Pak ustadz saya ingin bertanya tentang hukum dzikir
selesai shalat, apakah boleh dibaca bersama-sama dan suara yang keras seperti
yang biasa kami lakukan dimushala kami ? karena kemarin ada ustadz yang
berpendapat bahwa ini Bid’ah yang harus ditinggalkan. Lalu ustadz tersebut
membaca hadits-hadits perintah memelankan dzikir.
Saya tahu amalan kami pasti ada dasarnya, Cuma kalmi
tidak tahu, minta dalil-dalil yang bisa saya gunakan untuk penyeimbang ustadz.
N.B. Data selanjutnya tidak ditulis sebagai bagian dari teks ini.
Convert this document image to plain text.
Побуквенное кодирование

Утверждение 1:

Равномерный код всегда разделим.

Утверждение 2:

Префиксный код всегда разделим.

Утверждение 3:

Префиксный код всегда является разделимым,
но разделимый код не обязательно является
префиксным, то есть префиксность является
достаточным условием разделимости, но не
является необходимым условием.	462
Jazakallah
khoir.
Jawaban
Apa yang ditanyakan ini memang sering mengusik
keharmonisan jama’ah masjid. Dimana ada sebagian pemahaman kelompok umat Islam
yang menilai dzikir berjama’ah adalah bid’ah tercela, yang seakan-akan harus dihapus dari
muka bumi.
Padahal, jika kita mau sedikit meneliti, kalangan yang
menjaharkan dzikir, yakni mereka yang duduk dalam suatu majelis lalu
melafadzkan tahlil, tahmid, tasbih, takbir dan semisalnya dengan suara keras
bukannya tidak memiliki dalil.
Berikut ini dalil-
dalil kalangan yang mengamalkan dzikir Jahr, kami bagi menjadi dua bagian :
Pertama dalil bolehnya membaca dzikir secara bersama-sama dan kedua dalil
bolehnya mengeraskan dzikir.
A.
Dalil kebolehan dzikir bersama.
Secara pengamalan,
aktivitas dzikir adalah amalan yang dikerjakan secara sendiri-sendiri. Ini bisa
kita lihat dari format dzikir itu sendiri dan juga praktek dan contoh langsung
dalam sunnah Nabawiyyah. Namun bukan berarti ini menjadi dalil larangan membaca
dzikir secara bersama-sama. Karena ternyata terdapat sejumlah dalil yang
menyebutkan kebolehan dzikir yang berjama’ah alias dibaca bersama-sama. Berikut diantaranya :
Sebuah hadits qudsi dari Mu’az bin Anas secara marfu’:
Allah swt.berfirman:
قَالَ اللهُ تَعَالَى: لاَ يَذْكُرُنِي اَحَدٌ فِى نفْسِهِ اِلاَّ
ذَكّرْتُهُ فِي مَلاٍ مِنْ مَلاَئِكَتِي وَلاَيَذْكُرُنِي فِي مَلاٍ اِلاَّ
ذَكَرْتُهُ فِي المَلاِ الاَعْلَي.
“Tidaklah
seseorang berdzikir pada-Ku dalam hatinya kecuali Akupun akan berdzikir
untuknya dihadapan para malaikat-Ku. Dan tidak juga seseorang berdzikir pada-Ku
dihadapan orang-orang kecuali Akupun akan berdzikir untuknya ditempat yang
tertinggi’.[1]
Hadits
dari Abu Sa’id Khudri dan Abu Hurairah Nabi shallahu’alaihi wassalam bersabda :
لاَ يَقْـعُدُ قَوْمٌ يَذْكُـرُنَ اللهَ تَعَالَى إلاَّ حَفَّتْـهُمُ
المَلاَئِكَةُ وَغَشِيَتْهُمُ الرَّحْمةُ, وَنَزَلَتْ عَلَيْهِمُ السَّكِيْنَةُ
وَذَكَرَهُمْ اللهُ فِيمَنْ عِنْدَهُ.
“Tidak
satu kaumpun yang duduk dzikir kepada Allah Ta’ala, kecuali mereka akan
dikelilingi Malaikat, akan diliputi oleh rahmat, akan beroleh ketenangan, dan
akan disebut-sebut oleh Allah pada siapa-siapa yang berada disisi-Nya”.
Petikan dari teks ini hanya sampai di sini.